Jul 7, 2015, 10:02 AM | Article By: Alieu Ceesay, SJAG Ass. SG

Sixteen sports journalists drawn from the broadcast media are currently attending a week intensive training at the Gambia Press Union office in Fajara.

The training, organised by the Sports Journalists’ Association of The Gambia (SJAG) with the support of The Gambia Press Union (GPU), was the second training organised by the SJAG in less than six months.

The resource person for the training was Morten Hausborg, a renowned radio sports journalist from Denmark.

Speaking at the opening ceremony, Gibairu Janneh, executive director of The Gambia Press Union, remarked: “This is the second set of training package that is exclusively designed for Sports Journalism. The first was few months back when we exclusively looked at the fundamentalism of sports journalism. This latest training is a follow-up one, which is going to serve a much higher purpose than the previous training.”

At the GPU School of Journalism, capacity building is an ongoing process since journalism requires knowledge, he said.“If you don’t have knowledge about an issue, there is no way that you can inform someone else about that issue and as regards sports journalism it goes beyond just watching the game and commenting on who scored the goal.”

The week-long training, he noted, would give the participants the skills to better carry out their work as sports journalists. “So what we are doing here is to show each other where we have been going wrong in doing our work; where we have been doing well, and where we need improvement.”

Speaking earlier, Musa Sise, acting president of the Sports Journalists’ Association of The Gambia (SJAG), urged and advised the participating sports journalists to learn as much as they could.
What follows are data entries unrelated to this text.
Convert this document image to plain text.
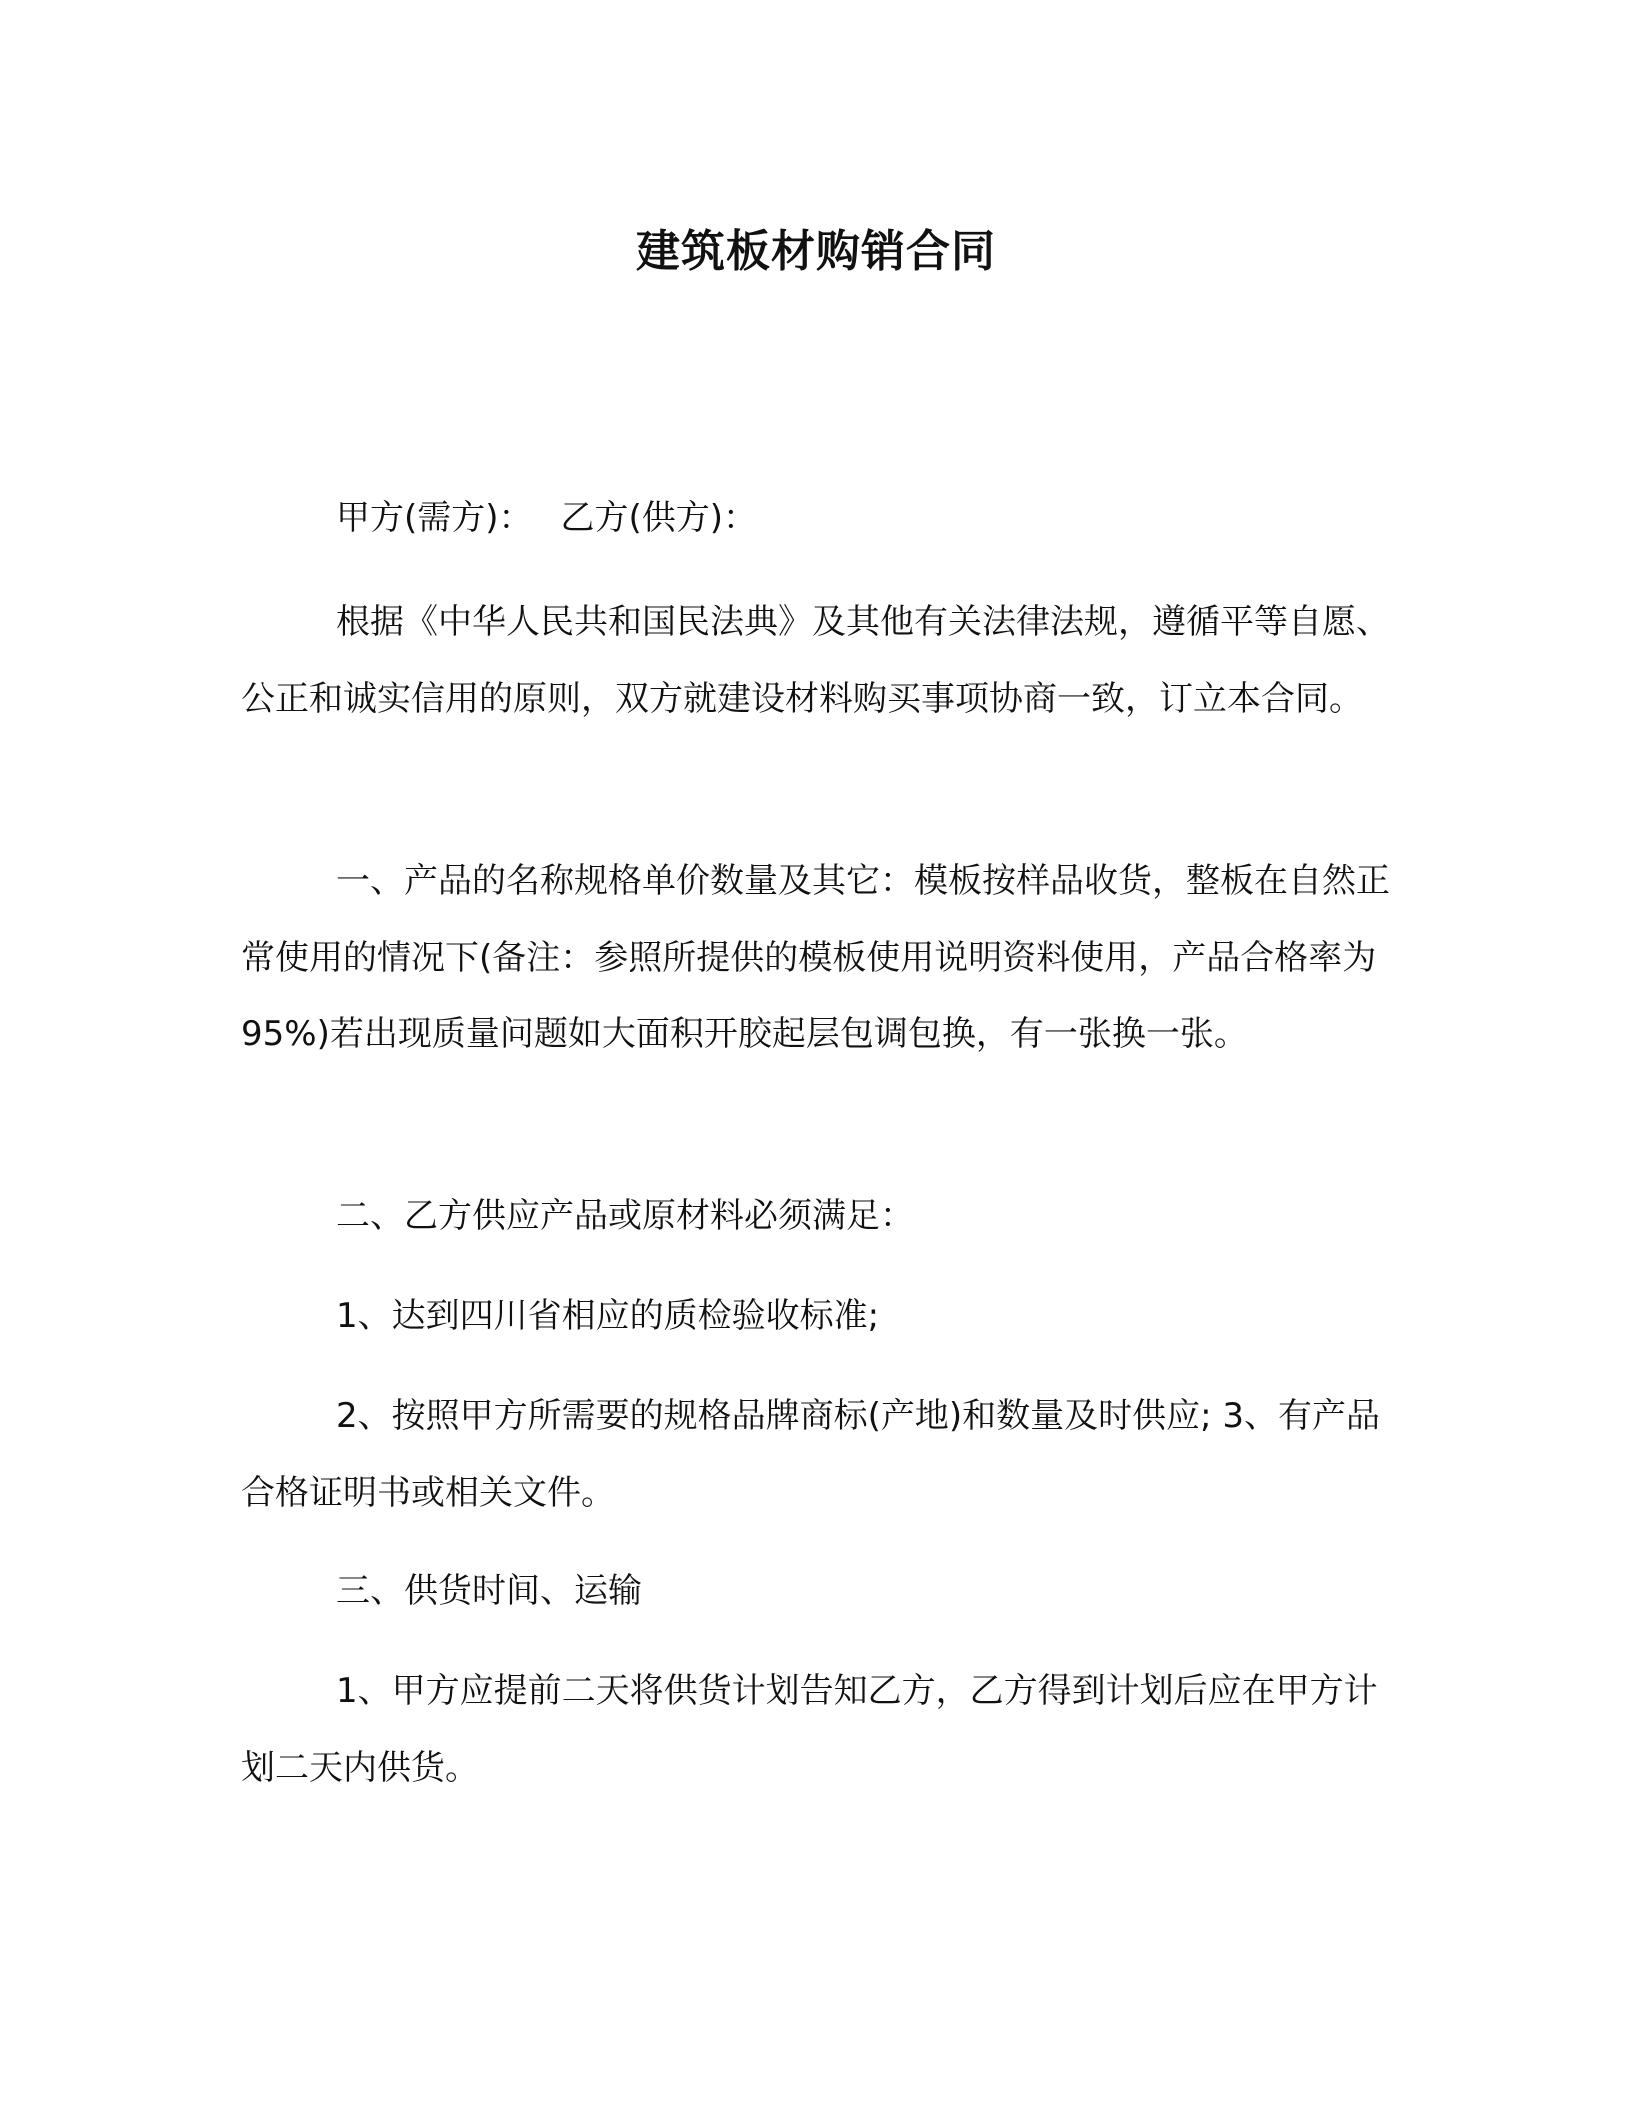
建筑板材购销合同
甲方(需方)： 乙方(供方)：

根据《中华人民共和国民法典》及其他有关法律法规，遵循平等自愿、公正和诚实信用的原则，双方就建设材料购买事项协商一致，订立本合同。

一、产品的名称规格单价数量及其它：模板按样品收货，整板在自然正常使用的情况下(备注：参照所提供的模板使用说明资料使用，产品合格率为 95%)若出现质量问题如大面积开胶起层包调包换，有一张换一张。

二、乙方供应产品或原材料必须满足：

1、达到四川省相应的质检验收标准;

2、按照甲方所需要的规格品牌商标(产地)和数量及时供应; 3、有产品合格证明书或相关文件。

三、供货时间、运输

1、甲方应提前二天将供货计划告知乙方，乙方得到计划后应在甲方计划二天内供货。
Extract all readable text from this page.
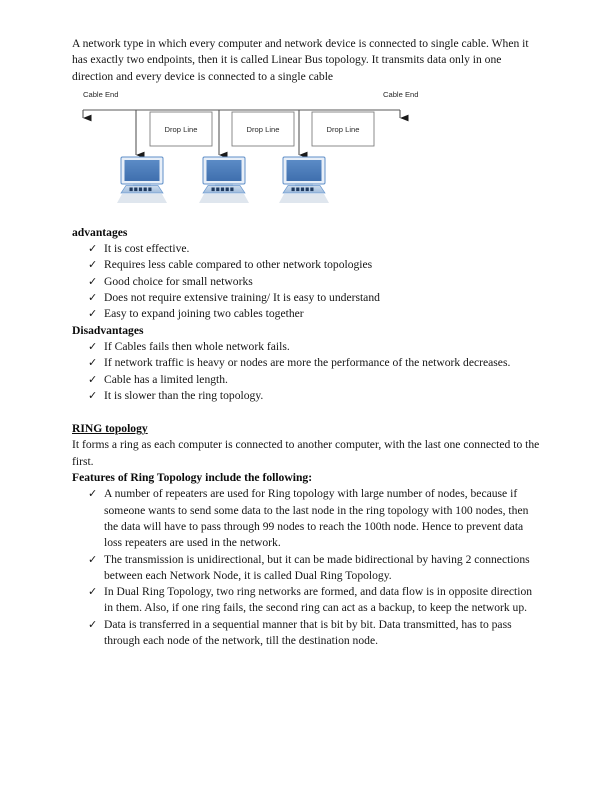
A network type in which every computer and network device is connected to single cable. When it has exactly two endpoints, then it is called Linear Bus topology. It transmits data only in one direction and every device is connected to a single cable

Cable End	Cable End
Drop Line	Drop Line	Drop Line

advantages

✓ It is cost effective.
✓ Requires less cable compared to other network topologies
✓ Good choice for small networks
✓ Does not require extensive training/ It is easy to understand
✓ Easy to expand joining two cables together

Disadvantages

✓ If Cables fails then whole network fails.
✓ If network traffic is heavy or nodes are more the performance of the network decreases.
✓ Cable has a limited length.
✓ It is slower than the ring topology.

RING topology

It forms a ring as each computer is connected to another computer, with the last one connected to the first.

Features of Ring Topology include the following:

✓ A number of repeaters are used for Ring topology with large number of nodes, because if someone wants to send some data to the last node in the ring topology with 100 nodes, then the data will have to pass through 99 nodes to reach the 100th node. Hence to prevent data loss repeaters are used in the network.
✓ The transmission is unidirectional, but it can be made bidirectional by having 2 connections between each Network Node, it is called Dual Ring Topology.
✓ In Dual Ring Topology, two ring networks are formed, and data flow is in opposite direction in them. Also, if one ring fails, the second ring can act as a backup, to keep the network up.
✓ Data is transferred in a sequential manner that is bit by bit. Data transmitted, has to pass through each node of the network, till the destination node.
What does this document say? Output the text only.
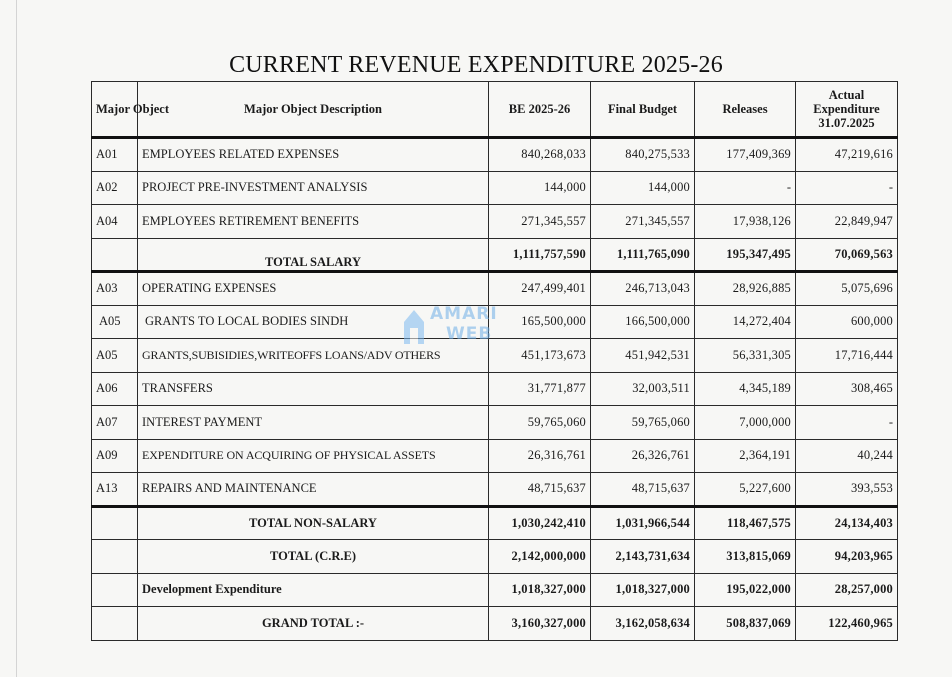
CURRENT REVENUE EXPENDITURE 2025-26
Major Object	Major Object Description	BE 2025-26	Final Budget	Releases	Actual Expenditure 31.07.2025
A01	EMPLOYEES RELATED EXPENSES	840,268,033	840,275,533	177,409,369	47,219,616
A02	PROJECT PRE-INVESTMENT ANALYSIS	144,000	144,000	-	-
A04	EMPLOYEES RETIREMENT BENEFITS	271,345,557	271,345,557	17,938,126	22,849,947
	TOTAL SALARY	1,111,757,590	1,111,765,090	195,347,495	70,069,563
A03	OPERATING EXPENSES	247,499,401	246,713,043	28,926,885	5,075,696
A05	GRANTS TO LOCAL BODIES SINDH	165,500,000	166,500,000	14,272,404	600,000
A05	GRANTS,SUBISIDIES,WRITEOFFS LOANS/ADV OTHERS	451,173,673	451,942,531	56,331,305	17,716,444
A06	TRANSFERS	31,771,877	32,003,511	4,345,189	308,465
A07	INTEREST PAYMENT	59,765,060	59,765,060	7,000,000	-
A09	EXPENDITURE ON ACQUIRING OF PHYSICAL ASSETS	26,316,761	26,326,761	2,364,191	40,244
A13	REPAIRS AND MAINTENANCE	48,715,637	48,715,637	5,227,600	393,553
	TOTAL NON-SALARY	1,030,242,410	1,031,966,544	118,467,575	24,134,403
	TOTAL (C.R.E)	2,142,000,000	2,143,731,634	313,815,069	94,203,965
	Development Expenditure	1,018,327,000	1,018,327,000	195,022,000	28,257,000
	GRAND TOTAL :-	3,160,327,000	3,162,058,634	508,837,069	122,460,965
AMARI
WEB
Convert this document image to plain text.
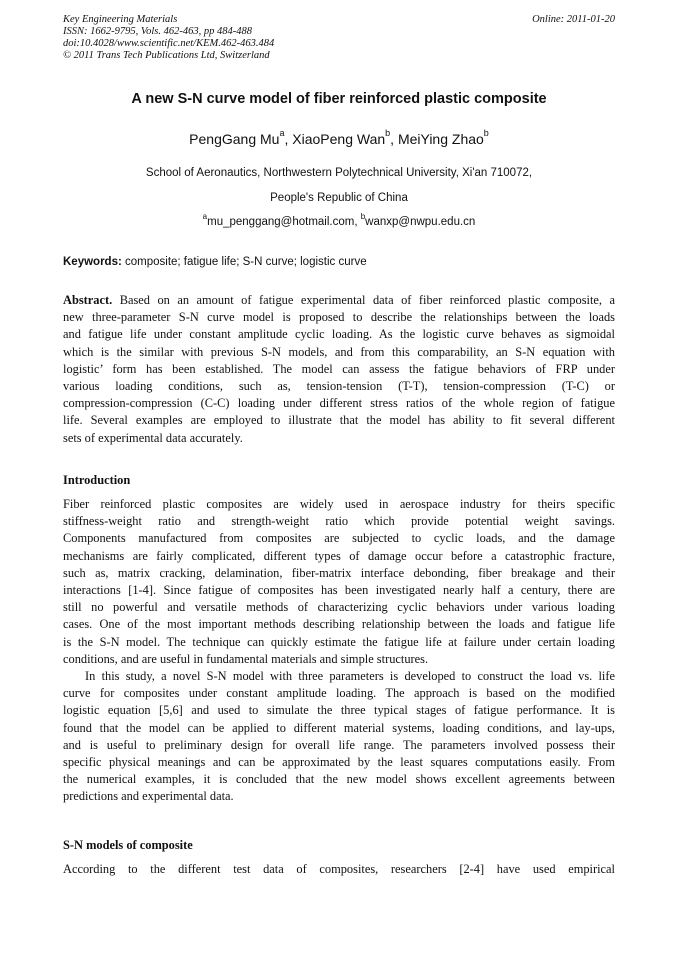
Key Engineering Materials
ISSN: 1662-9795, Vols. 462-463, pp 484-488
doi:10.4028/www.scientific.net/KEM.462-463.484
© 2011 Trans Tech Publications Ltd, Switzerland
Online: 2011-01-20
A new S-N curve model of fiber reinforced plastic composite
PengGang Mu$^a$, XiaoPeng Wan$^b$, MeiYing Zhao$^b$
School of Aeronautics, Northwestern Polytechnical University, Xi'an 710072,
People's Republic of China
$^a$mu_penggang@hotmail.com, $^b$wanxp@nwpu.edu.cn
Keywords: composite; fatigue life; S-N curve; logistic curve
Abstract. Based on an amount of fatigue experimental data of fiber reinforced plastic composite, a
new three-parameter S-N curve model is proposed to describe the relationships between the loads
and fatigue life under constant amplitude cyclic loading. As the logistic curve behaves as sigmoidal
which is the similar with previous S-N models, and from this comparability, an S-N equation with
logistic’ form has been established. The model can assess the fatigue behaviors of FRP under
various loading conditions, such as, tension-tension (T-T), tension-compression (T-C) or
compression-compression (C-C) loading under different stress ratios of the whole region of fatigue
life. Several examples are employed to illustrate that the model has ability to fit several different
sets of experimental data accurately.
Introduction
Fiber reinforced plastic composites are widely used in aerospace industry for theirs specific
stiffness-weight ratio and strength-weight ratio which provide potential weight savings.
Components manufactured from composites are subjected to cyclic loads, and the damage
mechanisms are fairly complicated, different types of damage occur before a catastrophic fracture,
such as, matrix cracking, delamination, fiber-matrix interface debonding, fiber breakage and their
interactions [1-4]. Since fatigue of composites has been investigated nearly half a century, there are
still no powerful and versatile methods of characterizing cyclic behaviors under various loading
cases. One of the most important methods describing relationship between the loads and fatigue life
is the S-N model. The technique can quickly estimate the fatigue life at failure under certain loading
conditions, and are useful in fundamental materials and simple structures.
In this study, a novel S-N model with three parameters is developed to construct the load vs. life
curve for composites under constant amplitude loading. The approach is based on the modified
logistic equation [5,6] and used to simulate the three typical stages of fatigue performance. It is
found that the model can be applied to different material systems, loading conditions, and lay-ups,
and is useful to preliminary design for overall life range. The parameters involved possess their
specific physical meanings and can be approximated by the least squares computations easily. From
the numerical examples, it is concluded that the new model shows excellent agreements between
predictions and experimental data.
S-N models of composite
According to the different test data of composites, researchers [2-4] have used empirical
He commended the GPU for partnering with the SJAG for organizing the second training for its members, while challenging sports journalists to always capitalize on such opportunities to better develop themselves.

According to Sise, the SJAG executive identified broadcast media because it believes “that is where the problem is, since it is where many use to come through in to the media.”

The training, he said, is expected to bring about the needed change in the standard of broadcast journalism in the country, while reassuring that capacity building will continue to top the agenda of the SJAG executive so its members could give a better representation of the profession.

Morten Hausborg, resource person for the training, expressed delight to be in The Gambia and urged the participants to take the training seriously.

“Do not feel nervous because we are here to learn from each other,” he told journalists at the training.

Sang Mendy, trainer at the GPU, also appealed to participants to take the training seriously.